Transaksi Trade Expo Indonesia 2025 Tembus Rp 376,2 Triliun

JATIMPEDIA, Jakarta - Gelaran pameran perdagangan akbar, Trade Expo Indonesia (TEI) 2025 mencatat capaian gemilang dengan total transaksi yang jauh melampaui target. Selama lima hari pelaksanaannya, dari 15 hingga 19 Oktober 2025, TEI ke-40 ini meraup nilai transaksi fantastis.

Menteri Perdagangan Budi Santoso menyampaikan apresiasi saat Closing Ceremony di ICE BSD, Tangerang, Minggu (19/10/2025).

“Trade Expo ke-40 tahun 2025 menurut kami sangat berhasil. Transaksi yang tercatat sebesar US$ 22,8 miliar atau setara dengan Rp 376,2 triliun. Ini jumlah transaksi baru sampai dengan pukul 13.00 WIB,” ungkap Budi Santoso.

Nilai transaksi tersebut melampaui target awal TEI 2025, yakni sebesar US$ 16,5 miliar.

Capaian transaksi per pukul 13.00 WIB tersebut terbagi atas tiga sektor utama yaitu, perdagangan barang senilai US$ 17,9 miliar, perdagangan Jasa sebesar US$ 443,7 juta, dan investasi mencapai US$ 4,37 miliar.

Pengunjung melihat salah satu tenant di Trade Expo Indonesia 2025, di Indonesia Convention Exhibition (ICE) BSD, Kabupaten Tangerang, Banten, Rabu (15/10/2025). (ANTARA FOTO/Galih Pradipta)

Selain nilai transaksi, target jumlah pengunjung dan peserta pameran juga terlampaui. Total pengunjung mencapai 34.550 orang dari 131 negara (melampaui target 30.000 orang), sementara peserta pameran (exhibitor) mencapai 1.619 perusahaan (dari target awal 1.500 peserta).

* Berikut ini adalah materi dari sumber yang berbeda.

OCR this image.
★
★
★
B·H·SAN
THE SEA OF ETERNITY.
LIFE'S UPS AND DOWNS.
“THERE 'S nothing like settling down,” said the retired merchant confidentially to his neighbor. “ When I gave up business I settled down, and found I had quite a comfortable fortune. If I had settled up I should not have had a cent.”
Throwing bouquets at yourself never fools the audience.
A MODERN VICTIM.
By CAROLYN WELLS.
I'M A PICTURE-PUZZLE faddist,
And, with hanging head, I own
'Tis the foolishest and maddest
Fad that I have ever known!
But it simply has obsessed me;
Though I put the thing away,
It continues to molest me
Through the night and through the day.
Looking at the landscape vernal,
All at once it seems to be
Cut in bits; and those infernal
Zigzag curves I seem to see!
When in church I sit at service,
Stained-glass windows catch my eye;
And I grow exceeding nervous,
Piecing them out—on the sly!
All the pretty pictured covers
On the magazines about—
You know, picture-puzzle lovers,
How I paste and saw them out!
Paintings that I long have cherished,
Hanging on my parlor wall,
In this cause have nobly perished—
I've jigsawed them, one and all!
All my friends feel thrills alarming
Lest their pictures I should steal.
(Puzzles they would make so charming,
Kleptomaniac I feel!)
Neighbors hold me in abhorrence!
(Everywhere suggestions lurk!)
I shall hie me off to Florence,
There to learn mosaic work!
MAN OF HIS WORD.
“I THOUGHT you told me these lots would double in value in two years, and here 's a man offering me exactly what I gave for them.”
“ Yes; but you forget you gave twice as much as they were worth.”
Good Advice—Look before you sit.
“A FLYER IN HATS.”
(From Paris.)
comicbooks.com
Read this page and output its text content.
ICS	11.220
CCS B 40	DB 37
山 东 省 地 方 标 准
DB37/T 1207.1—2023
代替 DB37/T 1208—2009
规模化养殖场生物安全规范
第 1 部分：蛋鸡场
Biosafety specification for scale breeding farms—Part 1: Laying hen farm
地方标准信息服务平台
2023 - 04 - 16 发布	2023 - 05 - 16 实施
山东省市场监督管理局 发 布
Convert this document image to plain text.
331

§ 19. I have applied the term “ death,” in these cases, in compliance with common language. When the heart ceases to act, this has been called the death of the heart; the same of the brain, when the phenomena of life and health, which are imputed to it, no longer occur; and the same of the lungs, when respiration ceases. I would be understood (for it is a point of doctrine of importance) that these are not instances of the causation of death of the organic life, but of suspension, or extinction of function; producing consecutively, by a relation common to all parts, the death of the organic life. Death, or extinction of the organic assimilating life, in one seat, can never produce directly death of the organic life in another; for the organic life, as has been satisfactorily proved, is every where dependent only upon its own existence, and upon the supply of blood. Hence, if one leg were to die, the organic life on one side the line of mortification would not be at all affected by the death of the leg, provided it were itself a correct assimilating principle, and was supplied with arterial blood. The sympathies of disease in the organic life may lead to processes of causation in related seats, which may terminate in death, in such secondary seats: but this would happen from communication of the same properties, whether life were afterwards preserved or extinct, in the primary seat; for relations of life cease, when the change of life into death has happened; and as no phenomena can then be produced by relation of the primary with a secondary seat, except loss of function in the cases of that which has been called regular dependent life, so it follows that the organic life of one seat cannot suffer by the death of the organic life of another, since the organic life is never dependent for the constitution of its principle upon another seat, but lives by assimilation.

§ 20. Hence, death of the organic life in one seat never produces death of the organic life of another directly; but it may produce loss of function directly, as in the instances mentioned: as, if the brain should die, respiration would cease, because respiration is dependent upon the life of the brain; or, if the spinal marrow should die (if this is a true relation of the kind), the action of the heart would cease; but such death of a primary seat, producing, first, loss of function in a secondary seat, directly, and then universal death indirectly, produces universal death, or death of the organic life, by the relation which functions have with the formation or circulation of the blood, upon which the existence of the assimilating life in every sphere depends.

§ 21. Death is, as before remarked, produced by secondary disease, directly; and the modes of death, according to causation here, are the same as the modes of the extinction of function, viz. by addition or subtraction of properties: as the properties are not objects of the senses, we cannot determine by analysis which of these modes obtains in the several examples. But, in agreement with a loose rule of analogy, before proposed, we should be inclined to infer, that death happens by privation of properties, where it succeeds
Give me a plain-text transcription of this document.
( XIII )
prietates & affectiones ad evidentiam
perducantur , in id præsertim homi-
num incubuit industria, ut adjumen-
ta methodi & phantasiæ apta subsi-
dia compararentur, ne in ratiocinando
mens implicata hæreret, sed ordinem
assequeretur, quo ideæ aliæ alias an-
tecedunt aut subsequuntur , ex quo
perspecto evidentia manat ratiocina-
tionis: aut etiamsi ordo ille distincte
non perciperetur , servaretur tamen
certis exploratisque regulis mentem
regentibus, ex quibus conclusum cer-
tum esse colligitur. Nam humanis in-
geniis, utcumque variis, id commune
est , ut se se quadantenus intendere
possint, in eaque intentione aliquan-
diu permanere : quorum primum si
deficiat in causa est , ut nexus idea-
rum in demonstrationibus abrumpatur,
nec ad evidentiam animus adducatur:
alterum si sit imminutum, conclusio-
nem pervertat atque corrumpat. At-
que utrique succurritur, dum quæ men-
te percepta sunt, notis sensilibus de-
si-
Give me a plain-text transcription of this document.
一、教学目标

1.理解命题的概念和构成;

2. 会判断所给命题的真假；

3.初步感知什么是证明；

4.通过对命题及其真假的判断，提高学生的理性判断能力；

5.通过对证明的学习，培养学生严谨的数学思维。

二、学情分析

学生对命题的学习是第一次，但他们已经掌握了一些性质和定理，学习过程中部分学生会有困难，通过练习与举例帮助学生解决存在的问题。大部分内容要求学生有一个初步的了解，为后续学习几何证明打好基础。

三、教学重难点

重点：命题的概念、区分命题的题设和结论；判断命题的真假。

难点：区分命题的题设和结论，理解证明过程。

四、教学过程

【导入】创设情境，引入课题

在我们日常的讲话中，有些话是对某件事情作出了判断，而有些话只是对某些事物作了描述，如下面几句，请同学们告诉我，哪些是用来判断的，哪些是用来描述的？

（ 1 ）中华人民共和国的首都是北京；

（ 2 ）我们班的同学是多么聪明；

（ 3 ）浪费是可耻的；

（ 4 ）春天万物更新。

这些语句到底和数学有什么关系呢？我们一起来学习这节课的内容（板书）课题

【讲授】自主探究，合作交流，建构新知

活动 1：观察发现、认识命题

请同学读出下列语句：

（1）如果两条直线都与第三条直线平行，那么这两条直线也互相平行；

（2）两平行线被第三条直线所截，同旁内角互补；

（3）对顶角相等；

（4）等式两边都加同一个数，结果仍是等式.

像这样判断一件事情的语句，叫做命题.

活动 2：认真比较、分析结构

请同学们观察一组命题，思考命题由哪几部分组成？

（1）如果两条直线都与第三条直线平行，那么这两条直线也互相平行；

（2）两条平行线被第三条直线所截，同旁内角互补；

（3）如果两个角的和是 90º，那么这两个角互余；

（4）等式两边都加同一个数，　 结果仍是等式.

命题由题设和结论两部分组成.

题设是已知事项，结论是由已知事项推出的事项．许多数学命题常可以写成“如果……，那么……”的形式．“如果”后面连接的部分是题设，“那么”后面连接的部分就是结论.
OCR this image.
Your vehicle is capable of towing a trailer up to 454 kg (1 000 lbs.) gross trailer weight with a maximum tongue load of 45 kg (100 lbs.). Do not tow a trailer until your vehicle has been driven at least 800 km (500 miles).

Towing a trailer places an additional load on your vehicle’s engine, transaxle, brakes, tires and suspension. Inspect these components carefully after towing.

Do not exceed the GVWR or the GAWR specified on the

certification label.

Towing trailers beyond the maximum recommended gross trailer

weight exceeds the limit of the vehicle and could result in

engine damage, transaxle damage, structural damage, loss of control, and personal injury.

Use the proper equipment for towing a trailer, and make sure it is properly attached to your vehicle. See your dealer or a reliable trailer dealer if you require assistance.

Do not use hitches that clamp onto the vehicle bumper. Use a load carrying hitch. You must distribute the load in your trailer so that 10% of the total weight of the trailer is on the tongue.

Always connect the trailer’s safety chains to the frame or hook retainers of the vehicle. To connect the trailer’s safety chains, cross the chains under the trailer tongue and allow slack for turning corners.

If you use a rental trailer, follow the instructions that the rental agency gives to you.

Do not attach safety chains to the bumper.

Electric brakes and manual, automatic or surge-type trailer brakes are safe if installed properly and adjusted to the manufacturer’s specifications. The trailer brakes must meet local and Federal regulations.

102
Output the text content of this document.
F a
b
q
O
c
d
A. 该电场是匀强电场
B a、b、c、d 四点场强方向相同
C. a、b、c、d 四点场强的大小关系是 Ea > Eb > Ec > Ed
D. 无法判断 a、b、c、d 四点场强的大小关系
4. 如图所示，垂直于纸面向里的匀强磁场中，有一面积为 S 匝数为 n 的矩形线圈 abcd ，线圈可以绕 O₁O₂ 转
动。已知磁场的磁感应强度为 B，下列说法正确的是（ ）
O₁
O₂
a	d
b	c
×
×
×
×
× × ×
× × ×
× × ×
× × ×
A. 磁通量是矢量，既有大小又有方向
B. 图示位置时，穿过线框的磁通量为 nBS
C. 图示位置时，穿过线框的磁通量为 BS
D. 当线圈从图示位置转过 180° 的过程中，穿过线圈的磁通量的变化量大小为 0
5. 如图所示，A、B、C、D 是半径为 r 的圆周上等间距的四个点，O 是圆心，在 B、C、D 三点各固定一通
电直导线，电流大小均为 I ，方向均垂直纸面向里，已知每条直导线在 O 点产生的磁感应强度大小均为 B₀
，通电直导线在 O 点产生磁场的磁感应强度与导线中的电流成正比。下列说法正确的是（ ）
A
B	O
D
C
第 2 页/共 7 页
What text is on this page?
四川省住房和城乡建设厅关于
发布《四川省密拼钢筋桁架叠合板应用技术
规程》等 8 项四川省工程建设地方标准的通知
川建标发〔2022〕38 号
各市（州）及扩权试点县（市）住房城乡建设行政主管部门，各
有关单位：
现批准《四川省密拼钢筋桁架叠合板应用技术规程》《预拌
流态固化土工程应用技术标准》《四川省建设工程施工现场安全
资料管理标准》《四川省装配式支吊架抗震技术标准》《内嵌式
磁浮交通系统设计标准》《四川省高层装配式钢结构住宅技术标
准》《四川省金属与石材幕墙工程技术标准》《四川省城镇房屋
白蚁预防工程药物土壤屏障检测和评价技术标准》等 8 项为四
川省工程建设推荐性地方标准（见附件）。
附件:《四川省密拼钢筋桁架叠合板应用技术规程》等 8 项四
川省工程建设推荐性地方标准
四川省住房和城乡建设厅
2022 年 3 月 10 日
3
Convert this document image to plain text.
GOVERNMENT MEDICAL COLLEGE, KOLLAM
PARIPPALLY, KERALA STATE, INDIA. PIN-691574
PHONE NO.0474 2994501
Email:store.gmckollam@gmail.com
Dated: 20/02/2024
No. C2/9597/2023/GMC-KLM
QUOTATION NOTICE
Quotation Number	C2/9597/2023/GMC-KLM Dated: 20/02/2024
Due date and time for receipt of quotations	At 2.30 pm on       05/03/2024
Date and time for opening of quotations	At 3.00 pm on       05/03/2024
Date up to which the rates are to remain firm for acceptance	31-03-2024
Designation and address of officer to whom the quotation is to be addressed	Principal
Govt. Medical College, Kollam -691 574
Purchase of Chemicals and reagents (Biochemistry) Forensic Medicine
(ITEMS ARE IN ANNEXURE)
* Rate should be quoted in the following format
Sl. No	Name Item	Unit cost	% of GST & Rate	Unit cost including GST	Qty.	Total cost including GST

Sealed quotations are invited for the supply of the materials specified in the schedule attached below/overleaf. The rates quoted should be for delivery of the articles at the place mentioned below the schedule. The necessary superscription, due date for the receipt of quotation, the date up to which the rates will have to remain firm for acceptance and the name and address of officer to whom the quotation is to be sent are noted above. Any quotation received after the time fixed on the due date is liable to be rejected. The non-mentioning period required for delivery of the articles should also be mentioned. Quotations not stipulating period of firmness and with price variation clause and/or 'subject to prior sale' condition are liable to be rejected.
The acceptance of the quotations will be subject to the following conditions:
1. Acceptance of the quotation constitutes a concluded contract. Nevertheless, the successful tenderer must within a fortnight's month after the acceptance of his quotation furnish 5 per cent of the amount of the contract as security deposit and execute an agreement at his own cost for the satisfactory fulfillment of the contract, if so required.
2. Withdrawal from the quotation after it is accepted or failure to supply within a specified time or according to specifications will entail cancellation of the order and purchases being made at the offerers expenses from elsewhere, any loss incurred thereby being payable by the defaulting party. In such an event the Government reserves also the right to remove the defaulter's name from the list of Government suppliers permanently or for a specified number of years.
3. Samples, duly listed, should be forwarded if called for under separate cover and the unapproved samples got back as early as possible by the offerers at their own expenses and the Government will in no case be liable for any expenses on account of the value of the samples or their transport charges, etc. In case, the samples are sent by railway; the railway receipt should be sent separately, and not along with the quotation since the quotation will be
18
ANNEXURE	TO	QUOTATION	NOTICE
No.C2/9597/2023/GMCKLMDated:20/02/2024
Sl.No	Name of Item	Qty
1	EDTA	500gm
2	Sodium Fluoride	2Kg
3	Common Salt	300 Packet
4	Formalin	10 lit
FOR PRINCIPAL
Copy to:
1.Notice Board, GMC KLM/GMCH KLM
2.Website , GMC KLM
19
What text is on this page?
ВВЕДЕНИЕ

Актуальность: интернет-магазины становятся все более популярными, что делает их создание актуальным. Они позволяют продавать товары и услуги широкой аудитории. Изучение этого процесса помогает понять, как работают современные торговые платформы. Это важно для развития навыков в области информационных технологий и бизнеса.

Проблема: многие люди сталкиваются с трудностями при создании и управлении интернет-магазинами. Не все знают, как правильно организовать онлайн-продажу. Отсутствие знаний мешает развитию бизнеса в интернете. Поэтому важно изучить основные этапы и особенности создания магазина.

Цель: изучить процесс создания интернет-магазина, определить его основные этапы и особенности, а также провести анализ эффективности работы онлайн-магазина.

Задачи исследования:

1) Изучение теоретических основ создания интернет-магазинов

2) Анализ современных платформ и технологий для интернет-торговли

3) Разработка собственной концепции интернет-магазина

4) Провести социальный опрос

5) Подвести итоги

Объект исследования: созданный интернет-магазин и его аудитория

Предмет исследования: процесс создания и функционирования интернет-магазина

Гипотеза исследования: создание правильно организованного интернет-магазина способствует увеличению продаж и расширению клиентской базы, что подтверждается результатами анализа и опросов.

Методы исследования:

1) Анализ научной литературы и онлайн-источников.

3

Menurut Mendag Budi Santoso, produk pertambangan, logam mulia, dan minyak kelapa sawit menjadi tiga komoditas yang paling diminati pembeli internasional.

Lima kelompok produk dengan nilai transaksi tertinggi adalah:

1. Produk Pertambangan: US$ 5,5 miliar

2. Logam Mulia: US$ 2,7 miliar

3. Minyak Kelapa Sawit dan Turunannya: US$ 2,3 miliar

4. Charcoal dan Briket: US$ 1,6 miliar

5. Suku Cadang: US$ 1,4 miliar

Mendag menegaskan bahwa capaian ini menunjukkan kemampuan sumber daya alam dan manusia Indonesia dalam menghasilkan produk yang unggul, berkelanjutan, dan mampu bersaing di pasar global.

“Oleh karena itu, saya mengajak kepada semua pihak untuk terus melakukan inovasi, meningkatkan kualitas produk, pemanfaatan teknologi digital, dan menjaga praktik bisnis yang berkelanjutan,” pungkas Budi.